ずっと探しているひとがいた。ずっと会いたいひとがいた。求めてやまない、いとおしいひとが。

「離してください」
「それはできない。離したら、きみは僕から逃げるだろう」

返された沈黙に歯噛みしながら、どうすればいいのかわからず、ただ苦悶の表情を浮かべる彼女を見つめていた。もしも、出会わなければこんなにも苦しい思いなど知らずにすんだのだろうか。会いたい気持ちに焦がされることもなく、受け入れてもらえない苦しさも、もう二度と取り戻せない愛に悲しむことも、きっと知らずに済んだのに。

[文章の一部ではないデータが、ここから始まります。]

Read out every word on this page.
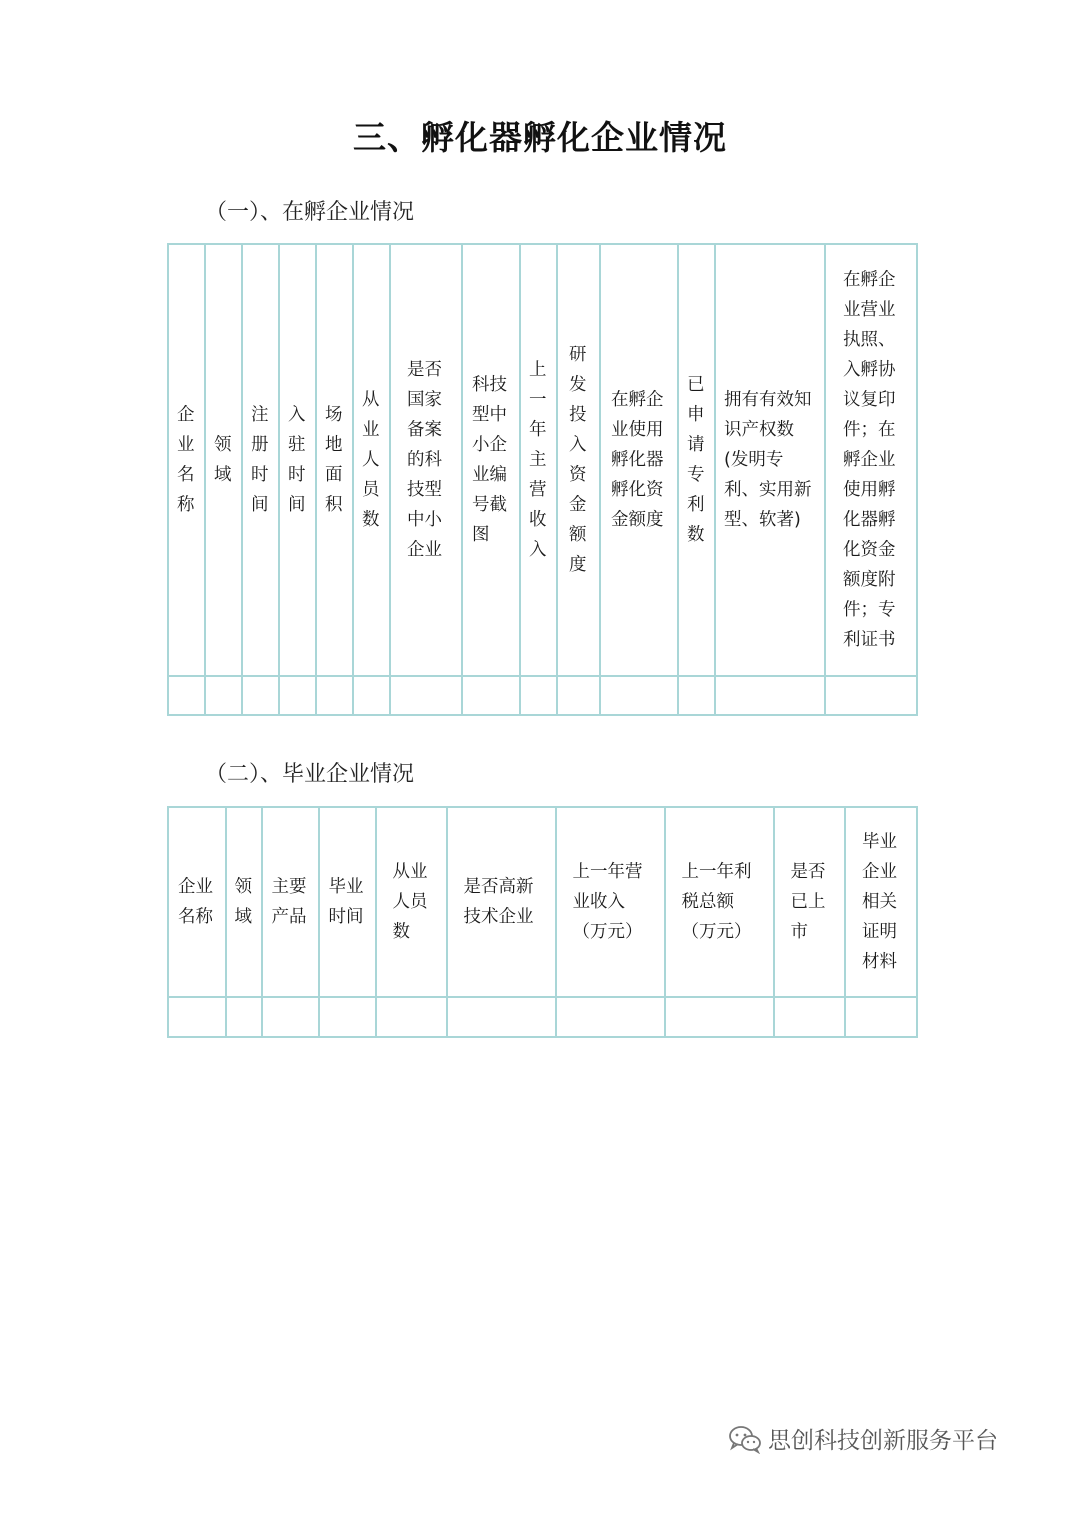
三、孵化器孵化企业情况
（一）、在孵企业情况
企业名称	领域	注册时间	入驻时间	场地面积	从业人员数	是否国家备案的科技型中小企业	科技型中小企业编号截图	上一年主营收入	研发投入资金额度	在孵企业使用孵化器孵化资金额度	已申请专利数	拥有有效知识产权数(发明专利、实用新型、软著)	在孵企业营业执照、入孵协议复印件；在孵企业使用孵化器孵化资金额度附件；专利证书

（二）、毕业企业情况
企业名称	领域	主要产品	毕业时间	从业人员数	是否高新技术企业	上一年营业收入（万元）	上一年利税总额（万元）	是否已上市	毕业企业相关证明材料

思创科技创新服务平台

僕はこんなにもきみを愛しているのに。どれほどいかないでほしいと願っているか。だから僕は、傘を手放して土砂降りのような雨に濡れることも厭わずに、きみをただ抱きよせるのに。

「離して、お願い。離して」
「行かないでくれ。僕を独りに、どうかしないでくれ」

真逆のことを口にするふたりの唇が触れ合っていたのは、そんなに昔のことでもないのに、今はもうひどく遠いような心持がした。きみが、遠くなる。離れていってしまう。僕を置いて、僕とは違う幸福に向かって歩いていってしまう。

「もう、愛せないの」

こんなふうに傷ついてしまうのならば、出会わなければよかった。もう二度と取り戻せない特別を前に、僕は頬を濡らして、縋りつくようにきみを抱きしめることしかできなった。